Hacker News new | past | comments | ask | show | jobs | submit login
Branch-free FizzBuzz in Assembly (pepijndevos.nl)
47 points by luu on Jan 3, 2015 | hide | past | favorite | 43 comments



This is equivalent code in C if anyone is interested.

  #include <stdio.h>
  #include <stdlib.h>

  const char* table[] = { "%d\n" , "Fizz\n" , "Buzz\n" , "FizzBuzz\n" } ;

  void E( int i )
	{
	    exit( 0 ) ;
	}

  void F( int i )
	{
	        size_t c = !( i%3 ) + !( i%5 )*2 ;
		printf( table[c] , i ) ;
	}

  void ( *func[2] )( int ) = { F , E } ;

  int main( void )
	{
		int p = 1 ;
		while( 1 )
		{
			func[p/102]( p++ ) ;
		}

		return 0 ;
	}
This of course only avoids conditional branches.

EDIT: I just noticed I have undefined behavior in my code.

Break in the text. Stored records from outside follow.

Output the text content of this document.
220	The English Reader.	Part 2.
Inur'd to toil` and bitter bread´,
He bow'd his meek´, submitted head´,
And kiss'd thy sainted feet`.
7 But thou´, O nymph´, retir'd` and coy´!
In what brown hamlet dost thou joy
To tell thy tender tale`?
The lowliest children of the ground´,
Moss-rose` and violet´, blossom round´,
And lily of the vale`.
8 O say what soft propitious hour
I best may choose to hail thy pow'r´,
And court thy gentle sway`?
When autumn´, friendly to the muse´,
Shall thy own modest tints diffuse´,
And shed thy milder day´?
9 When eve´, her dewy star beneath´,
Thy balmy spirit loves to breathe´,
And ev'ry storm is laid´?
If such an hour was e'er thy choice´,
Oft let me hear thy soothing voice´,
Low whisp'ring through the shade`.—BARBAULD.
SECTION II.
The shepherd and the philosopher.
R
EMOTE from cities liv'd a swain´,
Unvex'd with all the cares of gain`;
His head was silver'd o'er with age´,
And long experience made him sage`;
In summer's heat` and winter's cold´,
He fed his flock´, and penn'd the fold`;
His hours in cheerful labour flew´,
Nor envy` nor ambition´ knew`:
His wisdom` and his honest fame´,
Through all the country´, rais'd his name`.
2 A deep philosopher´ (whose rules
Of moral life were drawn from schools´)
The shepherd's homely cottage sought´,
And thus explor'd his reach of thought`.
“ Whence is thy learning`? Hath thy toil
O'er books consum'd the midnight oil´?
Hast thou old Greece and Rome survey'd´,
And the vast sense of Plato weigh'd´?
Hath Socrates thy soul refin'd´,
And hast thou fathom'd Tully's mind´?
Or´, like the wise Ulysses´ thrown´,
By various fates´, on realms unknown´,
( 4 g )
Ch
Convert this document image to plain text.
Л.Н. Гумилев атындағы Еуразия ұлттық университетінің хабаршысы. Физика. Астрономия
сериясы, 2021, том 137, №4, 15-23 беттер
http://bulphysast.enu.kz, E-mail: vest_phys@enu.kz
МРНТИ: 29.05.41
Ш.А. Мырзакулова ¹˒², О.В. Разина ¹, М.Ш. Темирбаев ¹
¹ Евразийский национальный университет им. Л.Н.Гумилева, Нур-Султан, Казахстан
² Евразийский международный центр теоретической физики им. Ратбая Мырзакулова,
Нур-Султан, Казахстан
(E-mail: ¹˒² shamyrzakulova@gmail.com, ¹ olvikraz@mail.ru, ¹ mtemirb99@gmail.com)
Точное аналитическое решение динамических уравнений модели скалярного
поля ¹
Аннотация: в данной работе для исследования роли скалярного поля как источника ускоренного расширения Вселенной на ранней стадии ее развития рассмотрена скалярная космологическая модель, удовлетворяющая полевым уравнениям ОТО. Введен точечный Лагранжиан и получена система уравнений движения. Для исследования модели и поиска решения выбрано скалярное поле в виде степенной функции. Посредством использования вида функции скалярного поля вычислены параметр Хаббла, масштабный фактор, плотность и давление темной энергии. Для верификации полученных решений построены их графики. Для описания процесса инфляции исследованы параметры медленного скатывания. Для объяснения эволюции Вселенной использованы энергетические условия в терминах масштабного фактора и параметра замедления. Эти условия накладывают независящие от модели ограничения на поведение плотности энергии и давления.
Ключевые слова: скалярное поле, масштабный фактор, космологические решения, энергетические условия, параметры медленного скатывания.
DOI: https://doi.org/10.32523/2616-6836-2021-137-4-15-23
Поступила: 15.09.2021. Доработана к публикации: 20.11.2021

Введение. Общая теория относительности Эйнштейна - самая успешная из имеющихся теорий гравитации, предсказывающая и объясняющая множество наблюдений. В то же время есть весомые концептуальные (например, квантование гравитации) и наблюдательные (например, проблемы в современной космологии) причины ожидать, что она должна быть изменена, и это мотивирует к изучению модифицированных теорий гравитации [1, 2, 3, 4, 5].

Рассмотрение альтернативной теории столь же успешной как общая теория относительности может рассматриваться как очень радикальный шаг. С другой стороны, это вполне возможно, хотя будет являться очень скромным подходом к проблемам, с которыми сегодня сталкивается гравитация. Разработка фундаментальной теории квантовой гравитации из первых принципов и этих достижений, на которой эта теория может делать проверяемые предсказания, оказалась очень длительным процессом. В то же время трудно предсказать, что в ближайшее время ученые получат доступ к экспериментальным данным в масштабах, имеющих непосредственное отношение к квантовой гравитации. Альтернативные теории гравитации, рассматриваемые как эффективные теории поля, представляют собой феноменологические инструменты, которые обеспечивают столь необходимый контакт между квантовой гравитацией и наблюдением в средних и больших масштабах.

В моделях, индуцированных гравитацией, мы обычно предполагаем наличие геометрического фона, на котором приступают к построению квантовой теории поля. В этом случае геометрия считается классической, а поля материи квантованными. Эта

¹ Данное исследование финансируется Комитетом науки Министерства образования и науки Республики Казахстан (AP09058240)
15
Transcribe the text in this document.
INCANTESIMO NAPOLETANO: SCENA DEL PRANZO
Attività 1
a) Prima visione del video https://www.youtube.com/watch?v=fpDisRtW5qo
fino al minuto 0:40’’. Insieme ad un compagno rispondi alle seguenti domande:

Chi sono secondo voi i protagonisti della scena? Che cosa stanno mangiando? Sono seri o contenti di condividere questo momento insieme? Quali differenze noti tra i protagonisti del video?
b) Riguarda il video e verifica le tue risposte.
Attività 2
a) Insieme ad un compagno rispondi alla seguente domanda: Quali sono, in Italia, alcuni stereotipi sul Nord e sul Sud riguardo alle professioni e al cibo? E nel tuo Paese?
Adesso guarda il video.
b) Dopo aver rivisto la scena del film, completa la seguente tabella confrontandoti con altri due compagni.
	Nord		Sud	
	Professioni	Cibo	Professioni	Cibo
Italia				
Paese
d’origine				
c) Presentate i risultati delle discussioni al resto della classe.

Bonus internet points for the first one to point it out!


"Unsequenced modification and access to 'p'" for:

    func[p/102]( p++ ) ;
A quick search brought me to http://www.bionoren.com/blog/2013/07/unsequenced-modificatio... : 'Basically, the compiler is free to reorder anything and everything until it hits a “sequence point”. Things like return, if, assignment, variable declaration, etc are all sequence points.'

In the parent code sample, it seems the compiler is free to execute "p++" before the "p/102" since there is no sequence point between them.

I was previously unaware of this undefined behavior. Thanks for this, rertrree!


Have you looked at the generated ASM? I suspect printf contains a lot of branches. But then so might those syscalls I guess.


Yes.

Library calls will have conditionals, but apart from that there are none.


I've been writing a bunch of branch-free code recently, so I took a crack at it. In my world, data-dependent table lookups might as well be branches, so let's eliminate those as well.

Here's a fizzbuzz(char*, int) function that can accept any number up to 99999999, and will put the correct FizzBuzz result into the provided buffer (either the printed number, "Fizz ", " Buzz", or "FizzBuzz"). As promised, it's loop-free, and as a bonus it should be constant-time as well:

Assembly: http://pastebin.com/EnJEuxnp compiled from this C: http://pastebin.com/PCQQQ2cn [edit] generated from this Python: http://pastebin.com/ijr3thE2

Pastebinned since it's about 700 assembly instructions.

Unrolling the loop and printing to the screen are left as exercises...


Oops: 0x00000001000015af <fizzbuzz+47>: cmp edx,0x0

                                        ^^^


It does a cmp+setz, which isn't a branch (and I believe is constant-time). An x86 branch would be cmp+jne or something similar.


Do you mind sharing the python as well?


Sure! It's ripped + modified from a project I'm working on, so it's a little messy:

http://pastebin.com/ijr3thE2


Random fizzy buzzy observation:

Always a little baffled when I see three cases (fizz, buzz, and fizzbuzz) rather than both fizz and buzz handled well such that modulo 15 gets a fizz and a buzz.

The normal fizz buzz is divisible by 3 gives a fizz, divisible by 5 gives a buzz. It so happens that 15 is both, so should exhibit both. But as I see it, handling the 15 right should be emergent behavior of a correctly written fizz and correctly written buzz, not a separate test case.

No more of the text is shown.